A non-formalized integral type? That's a step backwards. Making all distinctions by dynamic dispatch on subclass methods of the node type? That only works for some problems; in languages without multiple dispatch, there are a lot of situations that you can't handle that way. If the language doesn't give a better option, switching on an enum is exactly the right thing to do.

  • Thanks for that perspective! With all I've been reading about the evils of switch and enums (and, possibly-satirically, the if statement), I guess my better judgment escaped me! – Alex Reinking Mar 10 '15 at 16:31
2

For parse trees especially, it is very uncommon to use polymorphism. It would require the base node type to know about all of the different capabilities/properties/attributes of every different node type in the parse tree. That can get out of hand quickly.

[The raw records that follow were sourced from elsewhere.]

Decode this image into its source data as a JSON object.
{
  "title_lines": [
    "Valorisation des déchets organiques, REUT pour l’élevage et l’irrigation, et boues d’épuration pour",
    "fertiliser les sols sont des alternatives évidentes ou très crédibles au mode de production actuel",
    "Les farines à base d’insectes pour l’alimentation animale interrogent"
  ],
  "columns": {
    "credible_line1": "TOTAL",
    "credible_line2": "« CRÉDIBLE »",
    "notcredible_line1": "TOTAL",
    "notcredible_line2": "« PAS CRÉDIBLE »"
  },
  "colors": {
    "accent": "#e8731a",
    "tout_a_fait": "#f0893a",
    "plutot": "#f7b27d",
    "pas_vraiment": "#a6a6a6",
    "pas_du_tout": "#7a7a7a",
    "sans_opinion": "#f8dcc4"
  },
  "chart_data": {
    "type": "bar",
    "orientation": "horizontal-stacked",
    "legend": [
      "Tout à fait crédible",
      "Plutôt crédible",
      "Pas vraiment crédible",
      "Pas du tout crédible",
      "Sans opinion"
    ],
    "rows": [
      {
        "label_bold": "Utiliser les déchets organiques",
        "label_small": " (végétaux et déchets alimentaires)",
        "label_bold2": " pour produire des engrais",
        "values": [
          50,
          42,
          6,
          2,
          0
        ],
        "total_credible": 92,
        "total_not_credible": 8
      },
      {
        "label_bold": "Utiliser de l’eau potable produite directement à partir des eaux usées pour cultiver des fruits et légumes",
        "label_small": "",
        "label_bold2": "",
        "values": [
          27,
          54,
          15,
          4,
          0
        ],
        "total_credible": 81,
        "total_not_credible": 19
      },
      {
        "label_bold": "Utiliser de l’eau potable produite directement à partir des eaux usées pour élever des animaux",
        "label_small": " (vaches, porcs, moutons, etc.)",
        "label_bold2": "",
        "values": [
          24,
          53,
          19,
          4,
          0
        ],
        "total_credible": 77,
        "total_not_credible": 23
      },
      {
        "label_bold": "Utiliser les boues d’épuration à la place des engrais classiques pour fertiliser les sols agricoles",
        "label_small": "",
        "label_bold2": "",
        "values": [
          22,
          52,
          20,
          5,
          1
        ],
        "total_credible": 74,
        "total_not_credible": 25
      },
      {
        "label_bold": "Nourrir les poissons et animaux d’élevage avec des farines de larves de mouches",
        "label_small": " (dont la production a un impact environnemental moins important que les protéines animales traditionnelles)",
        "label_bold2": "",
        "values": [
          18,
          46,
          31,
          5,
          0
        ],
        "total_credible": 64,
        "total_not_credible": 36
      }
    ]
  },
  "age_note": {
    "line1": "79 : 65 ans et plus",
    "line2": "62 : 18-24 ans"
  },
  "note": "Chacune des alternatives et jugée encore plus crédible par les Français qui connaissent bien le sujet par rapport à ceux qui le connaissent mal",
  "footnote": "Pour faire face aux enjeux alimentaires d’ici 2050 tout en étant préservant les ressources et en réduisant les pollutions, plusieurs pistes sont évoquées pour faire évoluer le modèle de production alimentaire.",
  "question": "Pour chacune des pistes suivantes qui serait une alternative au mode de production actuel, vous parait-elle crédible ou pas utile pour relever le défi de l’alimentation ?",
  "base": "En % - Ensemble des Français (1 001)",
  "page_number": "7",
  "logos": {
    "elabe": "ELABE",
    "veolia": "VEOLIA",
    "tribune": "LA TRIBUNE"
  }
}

By using an enum, it makes it easier to build visitors to walk the tree and do things to it depending on what node they're visiting. Since that sort of visitation is the common usage pattern for static analysis, optimization and back end compilation, it makes sense to make that easy.

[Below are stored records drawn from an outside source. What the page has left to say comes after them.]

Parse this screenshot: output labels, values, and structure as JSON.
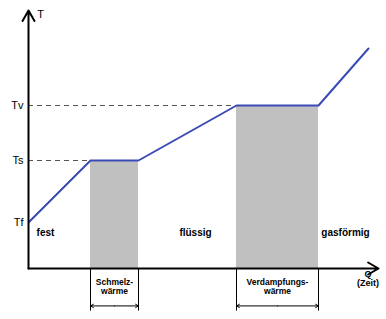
{
  "chart_data": {
    "type": "line",
    "ylabel": "T",
    "xlabel": "Q\n(Zeit)",
    "x": [
      0,
      62,
      110,
      208,
      290,
      340
    ],
    "values": [
      46,
      108,
      108,
      163,
      163,
      220
    ],
    "color": "#3a4bb5",
    "xlim": [
      0,
      350
    ],
    "ylim": [
      0,
      258
    ],
    "xticks": [],
    "yticks": [
      {
        "value": 46,
        "label": "Tf"
      },
      {
        "value": 108,
        "label": "Ts"
      },
      {
        "value": 163,
        "label": "Tv"
      }
    ],
    "tick_labels": "y",
    "annotations": [
      {
        "text": "fest",
        "x": 17,
        "y": 36
      },
      {
        "text": "flüssig",
        "x": 167,
        "y": 36
      },
      {
        "text": "gasförmig",
        "x": 317,
        "y": 36
      }
    ],
    "regions": [
      {
        "label": "Schmelz-\nwärme",
        "x0": 62,
        "x1": 110,
        "y": 108
      },
      {
        "label": "Verdampfungs-\nwärme",
        "x0": 208,
        "x1": 290,
        "y": 163
      }
    ]
  }
}
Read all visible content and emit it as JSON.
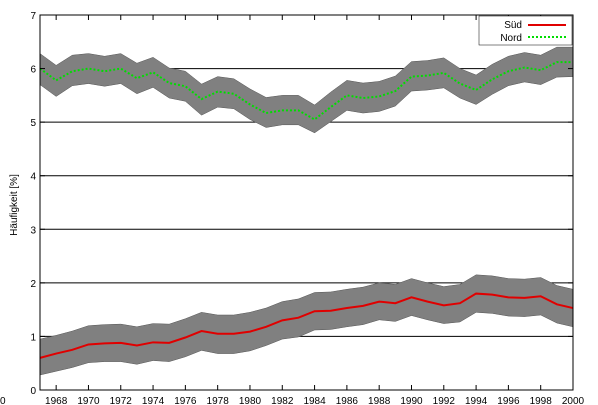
{
  "chart_data": {
    "type": "line",
    "ylabel": "Häufigkeit [%]",
    "xlim": [
      1967,
      2000
    ],
    "ylim": [
      0,
      7
    ],
    "corner_label": "0",
    "x_ticks": [
      1968,
      1970,
      1972,
      1974,
      1976,
      1978,
      1980,
      1982,
      1984,
      1986,
      1988,
      1990,
      1992,
      1994,
      1996,
      1998,
      2000
    ],
    "y_ticks": [
      0,
      1,
      2,
      3,
      4,
      5,
      6,
      7
    ],
    "grid": "horizontal",
    "legend_position": "top-right",
    "band_color": "#808080",
    "x": [
      1967,
      1968,
      1969,
      1970,
      1971,
      1972,
      1973,
      1974,
      1975,
      1976,
      1977,
      1978,
      1979,
      1980,
      1981,
      1982,
      1983,
      1984,
      1985,
      1986,
      1987,
      1988,
      1989,
      1990,
      1991,
      1992,
      1993,
      1994,
      1995,
      1996,
      1997,
      1998,
      1999,
      2000
    ],
    "series": [
      {
        "name": "Süd",
        "color": "#e00000",
        "line_style": "solid",
        "values": [
          0.6,
          0.68,
          0.75,
          0.85,
          0.87,
          0.88,
          0.83,
          0.89,
          0.88,
          0.98,
          1.1,
          1.05,
          1.05,
          1.09,
          1.18,
          1.3,
          1.35,
          1.47,
          1.48,
          1.53,
          1.57,
          1.65,
          1.62,
          1.73,
          1.65,
          1.58,
          1.62,
          1.8,
          1.78,
          1.73,
          1.72,
          1.75,
          1.6,
          1.53
        ],
        "band_lower": [
          0.28,
          0.35,
          0.42,
          0.51,
          0.53,
          0.53,
          0.48,
          0.55,
          0.53,
          0.62,
          0.74,
          0.68,
          0.68,
          0.73,
          0.83,
          0.95,
          0.99,
          1.12,
          1.13,
          1.18,
          1.22,
          1.31,
          1.28,
          1.39,
          1.31,
          1.24,
          1.27,
          1.45,
          1.43,
          1.38,
          1.37,
          1.4,
          1.25,
          1.18
        ],
        "band_upper": [
          0.95,
          1.02,
          1.1,
          1.2,
          1.22,
          1.23,
          1.18,
          1.24,
          1.23,
          1.33,
          1.45,
          1.4,
          1.4,
          1.45,
          1.53,
          1.65,
          1.7,
          1.82,
          1.83,
          1.88,
          1.92,
          2.0,
          1.97,
          2.08,
          2.0,
          1.93,
          1.97,
          2.15,
          2.13,
          2.08,
          2.07,
          2.1,
          1.95,
          1.88
        ]
      },
      {
        "name": "Nord",
        "color": "#00dd00",
        "line_style": "dotted",
        "values": [
          6.0,
          5.78,
          5.95,
          6.0,
          5.95,
          6.0,
          5.82,
          5.93,
          5.73,
          5.67,
          5.43,
          5.57,
          5.53,
          5.33,
          5.17,
          5.22,
          5.22,
          5.05,
          5.28,
          5.5,
          5.45,
          5.48,
          5.58,
          5.85,
          5.87,
          5.92,
          5.72,
          5.6,
          5.8,
          5.95,
          6.02,
          5.97,
          6.12,
          6.12
        ],
        "band_lower": [
          5.7,
          5.48,
          5.68,
          5.72,
          5.67,
          5.72,
          5.53,
          5.65,
          5.45,
          5.39,
          5.13,
          5.28,
          5.25,
          5.05,
          4.9,
          4.95,
          4.95,
          4.8,
          5.01,
          5.22,
          5.17,
          5.2,
          5.3,
          5.58,
          5.6,
          5.64,
          5.45,
          5.33,
          5.52,
          5.68,
          5.75,
          5.7,
          5.84,
          5.85
        ],
        "band_upper": [
          6.28,
          6.06,
          6.25,
          6.28,
          6.23,
          6.28,
          6.1,
          6.21,
          6.01,
          5.95,
          5.71,
          5.85,
          5.81,
          5.62,
          5.46,
          5.5,
          5.5,
          5.32,
          5.56,
          5.78,
          5.73,
          5.76,
          5.86,
          6.13,
          6.15,
          6.2,
          6.0,
          5.88,
          6.08,
          6.23,
          6.3,
          6.25,
          6.4,
          6.4
        ]
      }
    ]
  }
}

  • For parse trees especially, it is very uncommon to use polymorphism. It would require the base node type to know about all of the different capabilities/properties/attributes of every different node type in the parse tree. Why? The entire point of a polymorphic base class is that it doesn't have to know what its descendants are up to. – Mason Wheeler Mar 16 '15 at 21:19
  • @MasonWheeler - Parse trees tend to be very broad in their inheritance hierarchy. Each node has one or two properties specific to it and it alone. If you used polymorphism, you would have to push all of those weird disparate properties up to the common base class. This would allow the base class to not know what its inheritors are doing, but then it knows what all of its inheritors can do. Hopefully that's clearer... – Telastyn Mar 16 '15 at 21:25
  • Why would you have to do that? The base class doesn't need all those properties; just the ones that are common to all nodes. What needs to know about the capabilities of all the disparate descendant classes is the code that operates on the trees. I've poked around inside a handful of compilers with polymorphic ADTs, implemented in various different styles, and never seen the problem you're describing. – Mason Wheeler Mar 16 '15 at 21:28
  • @MasonWheeler - there is no common property to a node generally (except serialization perhaps). How does the code operate on the tree know what type of node it is on? Most I've seen have used enums in favor of instanceof checks. – Telastyn Mar 16 '15 at 21:36
  • There are two basic ways. One is to have the node classes themselves contain the necessary logic for the compilation process; the other is to have the base node class declare methods to implement the Visitor Pattern and have visitor classes contain the compilation logic. – Mason Wheeler Mar 16 '15 at 23:07
1

First, I believe you know this, but it may not be clear to other readers. The interface in question provides both an enum and polymorphic dispatch via the visitor pattern. Given that, I think in general you should prefer to use polymorphism, if you can do so cleanly without duplication.

I think the enums are there not necessarily to allow for switch statements, but for other simplifying structures. You can use them to index a map, for example. You could create a KindsWithConditionals array. You can store a kind enum in a database column. You can easily log it with toString. There are lots of things you can do with an enum that are cumbersome without one.